A la surprise générale, les virus, ces êtres qui ne respirent pas, qui ne se nourrissent pas, qui ne savent pas se reproduire tout seuls, chez qui on n'observe aucun métabolisme et qui ne correspondent donc pas à la définition d'un être vivant, les virus, donc, savent eux aussi fabriquer des biofilms. C'est ce que viennent d'expliquer des chercheurs de l'Institut Pasteur et du CNRS, dirigés par Maria-Isabel Thoulouze et Andrés Alcover.

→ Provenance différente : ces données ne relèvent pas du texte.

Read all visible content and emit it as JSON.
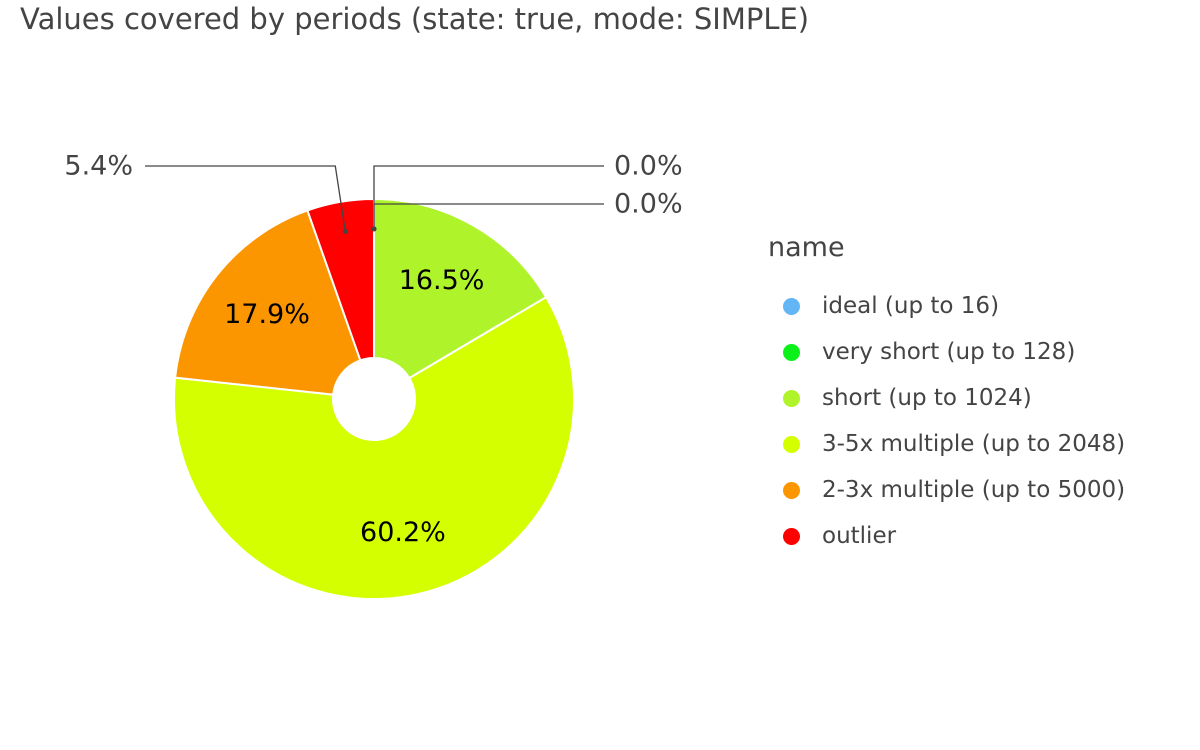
{
  "chart_data": {
    "type": "pie",
    "title": "Values covered by periods (state: true, mode: SIMPLE)",
    "legend_title": "name",
    "legend_position": "right",
    "donut": true,
    "series": [
      {
        "name": "ideal (up to 16)",
        "value": 0.0,
        "label": "0.0%",
        "color": "#62b6f6"
      },
      {
        "name": "very short (up to 128)",
        "value": 0.0,
        "label": "0.0%",
        "color": "#0cf11a"
      },
      {
        "name": "short (up to 1024)",
        "value": 16.5,
        "label": "16.5%",
        "color": "#aff42a"
      },
      {
        "name": "3-5x multiple (up to 2048)",
        "value": 60.2,
        "label": "60.2%",
        "color": "#d3ff00"
      },
      {
        "name": "2-3x multiple (up to 5000)",
        "value": 17.9,
        "label": "17.9%",
        "color": "#fb9600"
      },
      {
        "name": "outlier",
        "value": 5.4,
        "label": "5.4%",
        "color": "#fe0000"
      }
    ]
  }
}
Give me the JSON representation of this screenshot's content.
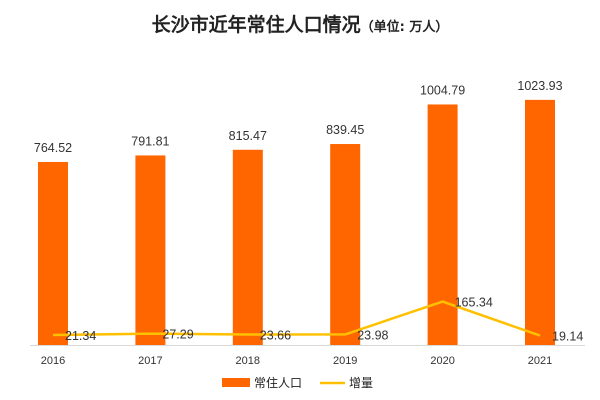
{
  "chart_data": {
    "type": "bar",
    "title": "长沙市近年常住人口情况",
    "unit": "（单位: 万人）",
    "categories": [
      "2016",
      "2017",
      "2018",
      "2019",
      "2020",
      "2021"
    ],
    "series": [
      {
        "name": "常住人口",
        "type": "bar",
        "color": "#FF6600",
        "values": [
          764.52,
          791.81,
          815.47,
          839.45,
          1004.79,
          1023.93
        ]
      },
      {
        "name": "增量",
        "type": "line",
        "color": "#FFC000",
        "values": [
          21.34,
          27.29,
          23.66,
          23.98,
          165.34,
          19.14
        ]
      }
    ],
    "ylim": [
      0,
      1100
    ],
    "grid": false,
    "legend": "bottom"
  }
}
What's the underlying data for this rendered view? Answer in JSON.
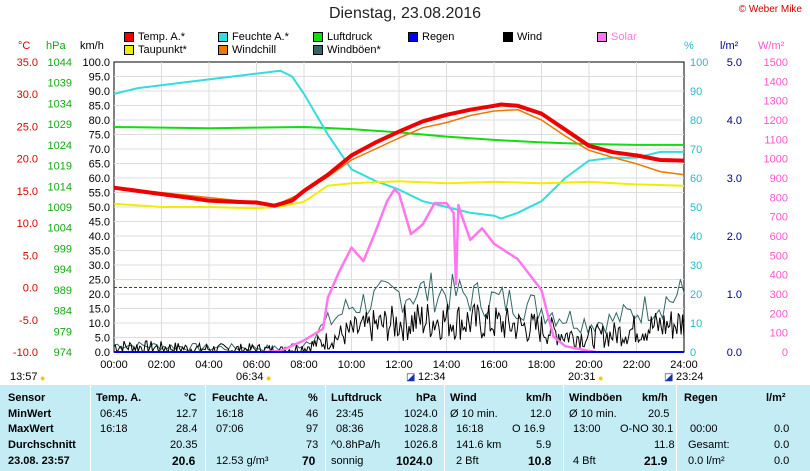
{
  "title": "Dienstag, 23.08.2016",
  "copyright": "© Weber Mike",
  "legend": [
    {
      "label": "Temp. A.*",
      "color": "#ee0000"
    },
    {
      "label": "Feuchte A.*",
      "color": "#33dddd"
    },
    {
      "label": "Luftdruck",
      "color": "#11dd11"
    },
    {
      "label": "Regen",
      "color": "#0000ee"
    },
    {
      "label": "Wind",
      "color": "#000000"
    },
    {
      "label": "Solar",
      "color": "#ff77ee"
    },
    {
      "label": "Taupunkt*",
      "color": "#eeee00"
    },
    {
      "label": "Windchill",
      "color": "#ee7700"
    },
    {
      "label": "Windböen*",
      "color": "#336666"
    }
  ],
  "axes": {
    "temp": {
      "unit": "°C",
      "color": "#dd0000",
      "ticks": [
        "35.0",
        "30.0",
        "25.0",
        "20.0",
        "15.0",
        "10.0",
        "5.0",
        "0.0",
        "-5.0",
        "-10.0"
      ]
    },
    "pressure": {
      "unit": "hPa",
      "color": "#11aa11",
      "ticks": [
        "1044",
        "1039",
        "1034",
        "1029",
        "1024",
        "1019",
        "1014",
        "1009",
        "1004",
        "999",
        "994",
        "989",
        "984",
        "979",
        "974"
      ]
    },
    "wind": {
      "unit": "km/h",
      "color": "#000000",
      "ticks": [
        "100.0",
        "95.0",
        "90.0",
        "85.0",
        "80.0",
        "75.0",
        "70.0",
        "65.0",
        "60.0",
        "55.0",
        "50.0",
        "45.0",
        "40.0",
        "35.0",
        "30.0",
        "25.0",
        "20.0",
        "15.0",
        "10.0",
        "5.0",
        "0.0"
      ]
    },
    "humidity": {
      "unit": "%",
      "color": "#22bbcc",
      "ticks": [
        "100",
        "90",
        "80",
        "70",
        "60",
        "50",
        "40",
        "30",
        "20",
        "10",
        "0"
      ]
    },
    "rain": {
      "unit": "l/m²",
      "color": "#000088",
      "ticks": [
        "5.0",
        "4.0",
        "3.0",
        "2.0",
        "1.0",
        "0.0"
      ]
    },
    "solar": {
      "unit": "W/m²",
      "color": "#ff55cc",
      "ticks": [
        "1500",
        "1400",
        "1300",
        "1200",
        "1100",
        "1000",
        "900",
        "800",
        "700",
        "600",
        "500",
        "400",
        "300",
        "200",
        "100",
        "0"
      ]
    }
  },
  "time_ticks": [
    "00:00",
    "02:00",
    "04:00",
    "06:00",
    "08:00",
    "10:00",
    "12:00",
    "14:00",
    "16:00",
    "18:00",
    "20:00",
    "22:00",
    "24:00"
  ],
  "time_markers": {
    "left_time": "13:57",
    "sunrise": "06:34",
    "noon": "12:34",
    "sunset": "20:31",
    "moon": "23:24"
  },
  "chart_data": {
    "type": "line",
    "title": "Dienstag, 23.08.2016",
    "x_unit": "hour of day",
    "xlim": [
      0,
      24
    ],
    "series": [
      {
        "name": "Temp. A.*",
        "unit": "°C",
        "color": "#ee0000",
        "x": [
          0,
          1,
          2,
          3,
          4,
          5,
          6,
          6.75,
          7.5,
          8,
          9,
          10,
          11,
          12,
          13,
          14,
          15,
          16,
          16.3,
          17,
          18,
          19,
          20,
          21,
          22,
          23,
          24
        ],
        "y": [
          15.5,
          15,
          14.5,
          14,
          13.5,
          13.3,
          13.2,
          12.7,
          13.5,
          15,
          17.5,
          20.5,
          22.5,
          24.2,
          25.8,
          26.8,
          27.6,
          28.2,
          28.4,
          28.2,
          27,
          24.5,
          22,
          21,
          20.5,
          19.8,
          19.7
        ]
      },
      {
        "name": "Taupunkt*",
        "unit": "°C",
        "color": "#eeee00",
        "x": [
          0,
          2,
          4,
          6,
          7,
          8,
          9,
          10,
          12,
          14,
          16,
          18,
          20,
          22,
          24
        ],
        "y": [
          13,
          12.5,
          12.5,
          12.3,
          12.6,
          13.3,
          15.8,
          16.2,
          16.5,
          16.2,
          16.4,
          16.2,
          16.4,
          16,
          15.8
        ]
      },
      {
        "name": "Windchill",
        "unit": "°C",
        "color": "#ee7700",
        "x": [
          0,
          6,
          6.75,
          8,
          9,
          10,
          11,
          12,
          13,
          14,
          15,
          16,
          17,
          18,
          19,
          20,
          21,
          22,
          23,
          24
        ],
        "y": [
          15.5,
          13.2,
          12.7,
          14.8,
          17.2,
          19.8,
          21.5,
          23.2,
          24.8,
          25.6,
          26.7,
          27.4,
          27.6,
          26,
          23.5,
          21.3,
          20.2,
          19.2,
          18,
          17.5
        ]
      },
      {
        "name": "Feuchte A.*",
        "unit": "%",
        "color": "#33dddd",
        "x": [
          0,
          1,
          2,
          3,
          4,
          5,
          6,
          7,
          7.5,
          8,
          9,
          10,
          11,
          12,
          13,
          14,
          15,
          16,
          16.3,
          17,
          18,
          19,
          20,
          21,
          22,
          23,
          24
        ],
        "y": [
          89,
          91,
          92,
          93,
          94,
          95,
          96,
          97,
          95,
          89,
          75,
          63,
          59,
          56,
          52,
          50,
          48,
          47,
          46,
          48,
          52,
          60,
          66,
          67,
          67,
          69,
          69
        ]
      },
      {
        "name": "Luftdruck",
        "unit": "hPa",
        "color": "#11dd11",
        "x": [
          0,
          4,
          8,
          10,
          12,
          14,
          16,
          18,
          20,
          22,
          24
        ],
        "y": [
          1028.3,
          1028.0,
          1028.3,
          1027.8,
          1027.0,
          1026.0,
          1025.2,
          1024.6,
          1024.2,
          1024.0,
          1024.0
        ]
      },
      {
        "name": "Solar",
        "unit": "W/m²",
        "color": "#ff77ee",
        "x": [
          6.3,
          7,
          8,
          8.8,
          9,
          9.5,
          10,
          10.5,
          11,
          11.5,
          11.8,
          12,
          12.5,
          13,
          13.5,
          14,
          14.3,
          14.4,
          14.5,
          14.6,
          15,
          15.5,
          16,
          17,
          18,
          18.5,
          19,
          20,
          20.3
        ],
        "y": [
          0,
          5,
          60,
          120,
          280,
          420,
          540,
          470,
          620,
          780,
          840,
          820,
          610,
          660,
          770,
          770,
          720,
          350,
          760,
          720,
          580,
          640,
          560,
          480,
          320,
          80,
          30,
          5,
          0
        ]
      },
      {
        "name": "Wind",
        "unit": "km/h",
        "color": "#000000",
        "x": [
          0,
          2,
          4,
          6,
          7,
          8,
          9,
          10,
          11,
          12,
          13,
          14,
          15,
          16,
          17,
          18,
          19,
          20,
          21,
          22,
          23,
          24
        ],
        "y": [
          2,
          1.5,
          1,
          1,
          0.5,
          1.5,
          4,
          7,
          9,
          10,
          11,
          11,
          10.5,
          10,
          9,
          8,
          6,
          5,
          6,
          8,
          9,
          10
        ]
      },
      {
        "name": "Windböen*",
        "unit": "km/h",
        "color": "#336666",
        "x": [
          0,
          2,
          4,
          6,
          7,
          8,
          9,
          10,
          11,
          12,
          13,
          14,
          15,
          16,
          17,
          18,
          19,
          20,
          21,
          22,
          23,
          24
        ],
        "y": [
          2.5,
          2,
          1.5,
          1.5,
          1,
          3,
          10,
          16,
          18,
          20,
          21,
          20.5,
          19,
          18,
          17,
          15,
          12,
          10,
          11,
          14,
          17,
          20
        ]
      },
      {
        "name": "Regen",
        "unit": "l/m²",
        "color": "#0000ee",
        "x": [
          0,
          24
        ],
        "y": [
          0,
          0
        ]
      }
    ],
    "reference_lines": [
      {
        "axis": "temp",
        "value": 0.0,
        "style": "dashed",
        "color": "#3333aa"
      }
    ]
  },
  "stats": {
    "headers": {
      "sensor": "Sensor",
      "temp": "Temp. A.",
      "temp_unit": "°C",
      "hum": "Feuchte A.",
      "hum_unit": "%",
      "pres": "Luftdruck",
      "pres_unit": "hPa",
      "wind": "Wind",
      "wind_unit": "km/h",
      "gust": "Windböen",
      "gust_unit": "km/h",
      "rain": "Regen",
      "rain_unit": "l/m²"
    },
    "rows": {
      "min": {
        "label": "MinWert",
        "temp_time": "06:45",
        "temp": "12.7",
        "hum_time": "16:18",
        "hum": "46",
        "pres_time": "23:45",
        "pres": "1024.0",
        "wind_label": "Ø 10 min.",
        "wind": "12.0",
        "gust_label": "Ø 10 min.",
        "gust": "20.5",
        "rain_time": "",
        "rain": ""
      },
      "max": {
        "label": "MaxWert",
        "temp_time": "16:18",
        "temp": "28.4",
        "hum_time": "07:06",
        "hum": "97",
        "pres_time": "08:36",
        "pres": "1028.8",
        "wind_label": "16:18",
        "wind_dir": "O 16.9",
        "gust_label": "13:00",
        "gust_dir": "O-NO 30.1",
        "rain_time": "00:00",
        "rain": "0.0"
      },
      "avg": {
        "label": "Durchschnitt",
        "temp": "20.35",
        "hum": "73",
        "pres_label": "^0.8hPa/h",
        "pres": "1026.8",
        "wind_label": "141.6 km",
        "wind": "5.9",
        "gust": "11.8",
        "rain_label": "Gesamt:",
        "rain": "0.0"
      },
      "cur": {
        "label": "23.08. 23:57",
        "temp": "20.6",
        "hum_extra": "12.53 g/m³",
        "hum": "70",
        "pres_label": "sonnig",
        "pres": "1024.0",
        "wind_label": "2 Bft",
        "wind": "10.8",
        "gust_label": "4 Bft",
        "gust": "21.9",
        "rain_label": "0.0 l/m²",
        "rain": "0.0"
      }
    }
  }
}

L'équipe a mis en évidence des agrégats de virus HTLV-1 (Human T cell leukemia/lymphoma virus type 1), ou virus T-lymphotropiques humains. Vecteur de la leucémie et du lymphome T, ce parasite est également à l'origine de multiples pathologies, particulièrement en zones tropicales. Il serait présent chez 15 à 25 millions de personnes. On l'accuse aussi d'intervenir dans des maladies inflammatoires chroniques, comme les dermatites et les myosites. Le HTLV-1 est un rétrovirus (comme le VIH du Sida). Son matériel génétique est donc constitué d'ARN et non d'ADN.

Adhérer pour mieux contaminer

Les biofilms découverts par cette équipe se trouvent à l'extérieur de la cellule infectée, sur sa surface. Ils adhèrent grâce à une matrice adhésive fabriquée... par la cellule elle-même. En fait, la protéine collante est synthétisée grâce à l'action d'un gène fabriqué à partir de l'ARN du virus lui-même. Cette délégation n'a rien de surprenant. Le parasite, en effet, pénètre dans la cellule et son ARN est copié sous forme d'un morceau d'ADN (grâce à une enzyme appelée transcriptase inverse, qui effectue l'inverse du travail classique de lecture d'un gène). Cet ADN viral s'incorpore au matériel génétique de la cellule et ses gènes sont lus et exprimés avec tous les autres. C'est ainsi que la cellule se met à fabriquer des virus tout neufs. En prime, HTLV-1 fait fabriquer aussi cette substance collante qui servira à tapisser la surface extérieure avec une collection de virus.

Or, on savait déjà que, à l'intérieur de l'organisme, ce virus se transmet de cellule à cellule, par contact direct. Ces biofilms doivent donc jouer un rôle primordial pour la propagation, ces plaques collantes de virus pouvant passer d'une cellule à l'autre à la manière du fameux sparadrap du capitaine Haddock. Les chercheurs français l'ont clairement démontré. En parvenant à détruire ce biofilm, ils ont réduit le taux d'infection virale de 80%.

Le travail de ces chercheurs est désormais de mieux comprendre la formation de ce biofilm et de vérifier son existence chez d'autres virus. Ils pourraient ainsi ouvrir une voie à des thérapies anti-virales d'un nouveau genre.